Maine Memories
I skipped blogging last week because my best friend was in town, and I’m also considering posting every other week, as every week seems a little ambitious with the other projects I’m working on. I’m also wondering about switching to Substack or Patreon instead of a blog, so that posts would get sent directly to my readers inbox’s. Blogging has always been a bit challenging for me, as I feel like I’m just sending words into a void without the knowledge whether anyone is reading them. But how does one establish an email list without any readers? (except for my dedicated parents, of course). This is the predicament I find myself in.
It has been fun finding illustrators and writers to follow on IG and getting the occasional follow back! I know this is a slow journey, and I will have to practice a lot of patience to build my business with intention.
I am currently preparing to go to Maine to visit my parents with my husband and two year old, so I thought that I would share another excerpt of writing today. One of the projects I have on the back burner currently is a memoir about my childhood, written in the same style as the creative non-fiction piece I wrote about in my last post. One short section I’ve written for the memoir is about my journey to writing and also features Maine, so I thought I would share it below.
I’m continuing to work on my fantasy early YA novel and I’m about halfway through, about to hit a block because I need to do MUCH more research into Celtic and Irish myths about the Otherworld to form the rest of the story. I’m also slowly working away at my picture book about River, and currently reading The City Beyond the Sea (Greenwild 2) by Pari Thomson (excellent middle grade fantasy), and listening on audio book to Blood at the Roots by LaDarrion Williams (YA fantasy, entertaining but not incredible in my opinion).
Those are my updates for today! Without further ado, here is my excerpt:
The weeks before the summer camp I daydreamed about classrooms full of desks, studious other elementary age children hunkered down over their writing, inspiration dripping down the walls, ready to be absorbed by my eager young mind. I excitedly told our neighbor that what I imagined was that it would be “like school!” And our neighbor looked at me with such horror - why would I possibly want to go to something “like school” in the summer? But having never experienced the drudgery of school, there couldn't have been anything more tantalizing to my mind.
The first year, we camped on the outskirts of The University of Maine at Orono, our huge tent made for seven people surrounded by thick woods, swatting mosquitos and dousing ourselves in bug spray, sitting under the tarp my dad rigged up every year in case of the not infrequent Maine summer rain. We cooked spaghetti on the camp stove, played card games and listened to the light Christian rock we were allowed to.
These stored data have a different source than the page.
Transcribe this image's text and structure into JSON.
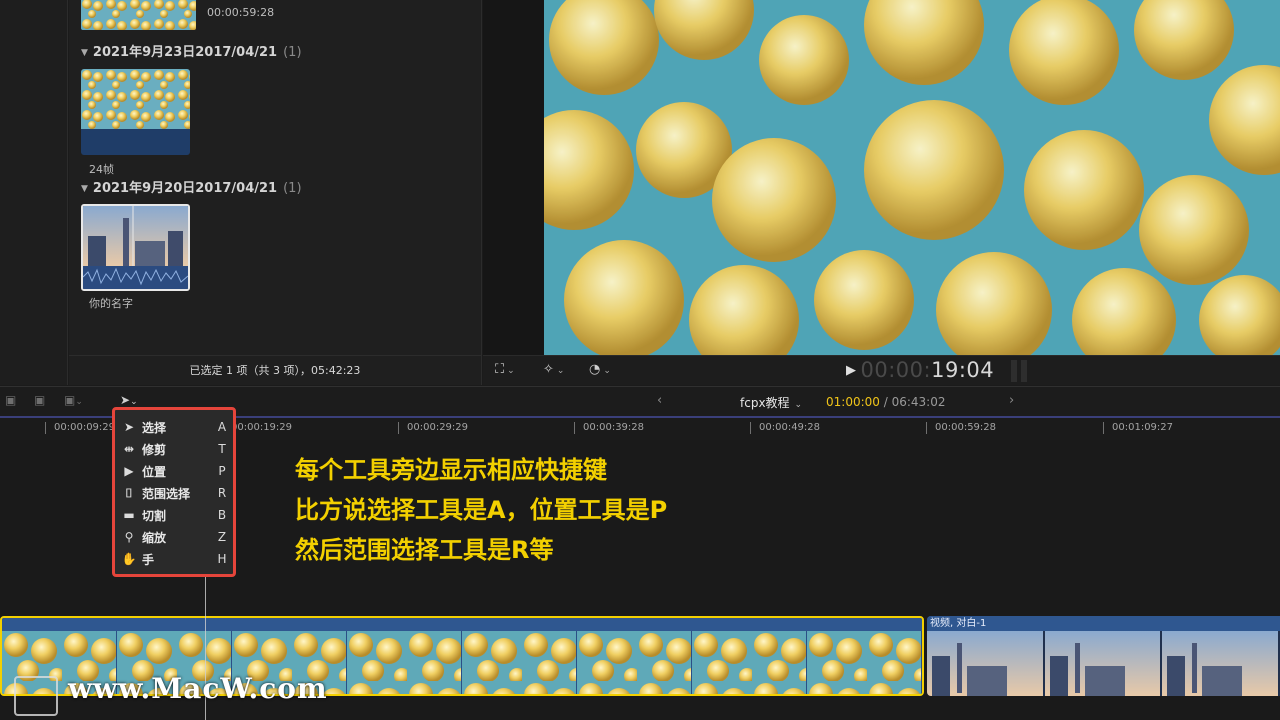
{
  "browser": {
    "top_clip_duration": "00:00:59:28",
    "groups": [
      {
        "title": "2021年9月23日2017/04/21",
        "count": "(1)",
        "clip_label": "24帧"
      },
      {
        "title": "2021年9月20日2017/04/21",
        "count": "(1)",
        "clip_label": "你的名字"
      }
    ],
    "status": "已选定 1 项（共 3 项），05:42:23"
  },
  "viewer": {
    "timecode_dim": "00:00:",
    "timecode": "19:04",
    "play_glyph": "▶"
  },
  "timeline": {
    "project_name": "fcpx教程",
    "current_time": "01:00:00",
    "total_time": "/ 06:43:02",
    "ruler_ticks": [
      "00:00:09:29",
      "00:00:19:29",
      "00:00:29:29",
      "00:00:39:28",
      "00:00:49:28",
      "00:00:59:28",
      "00:01:09:27"
    ],
    "second_clip_title": "视频, 对白-1"
  },
  "tools_menu": {
    "items": [
      {
        "label": "选择",
        "key": "A",
        "icon": "arrow-pointer-icon"
      },
      {
        "label": "修剪",
        "key": "T",
        "icon": "trim-icon"
      },
      {
        "label": "位置",
        "key": "P",
        "icon": "position-arrow-icon"
      },
      {
        "label": "范围选择",
        "key": "R",
        "icon": "range-select-icon"
      },
      {
        "label": "切割",
        "key": "B",
        "icon": "blade-icon"
      },
      {
        "label": "缩放",
        "key": "Z",
        "icon": "zoom-icon"
      },
      {
        "label": "手",
        "key": "H",
        "icon": "hand-icon"
      }
    ]
  },
  "annotation": {
    "lines": [
      "每个工具旁边显示相应快捷键",
      "比方说选择工具是A，位置工具是P",
      "然后范围选择工具是R等"
    ]
  },
  "watermark": "www.MacW.com",
  "colors": {
    "accent_yellow": "#f3d000",
    "highlight_red": "#e5453b",
    "clip_blue": "#2a4f86"
  }
}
The writing camp exceeded my expectations. Not only desks and studious heads scribbling away furiously but also, field trips, ice cream, and stories dreamed up in my eight-year-old head of a gorilla and deer who were best friends. (At first, they were in love, but then I decided that was too awkward - anatomically speaking). The gorilla and deer went on adventures together and my first story composed at writing camp developed into a series, and I was forever changed. I hadn’t known that I loved writing stories, or that I was good at it, until those long summer days, notebooks full of scribbles and dreams.
Another year only my younger sister Erin, my dad, and me went, and this was special in a whole new way, for we stayed in the dorms that they provided because my father was teaching workshops there. My sister and I bounced from one small twin bed to the other, delighted in the mediocre furnishings, the sticky hallways and bathrooms that had seen a few too many college students.
I remember condensed milk that my dad bought thinking we could eat it with our cereal, although it was too sickly sweet and I couldn't stomach it. Another day breakfast at a coffee shop or Diner - a treat, since we never ate out, not even when we were on vacation. And one night after a long day of writing, my dad couldn’t muster the energy to cook, and he had an enormous affinity for ice cream which he could eat to his hearts content without the eyes of my mother looking on, (he loved to put peanuts on his ice cream). And so that night my sister and I just ate ice cream for dinner, the next day excitedly telling my friend for the week that we had only had ice cream for dinner and her astonished reply “Nothing else? Not even spaghetti?!”
Eventually my dad stopped teaching at those summer camps and started holding versions of his own at our house in the summer, full of our church friends' kids who needed something to do, and the last year he did it I read the story I had written over the week, which I was proud of, although no memory of it exists now, except that it made my mother cry, in a good way. And my mother never cried.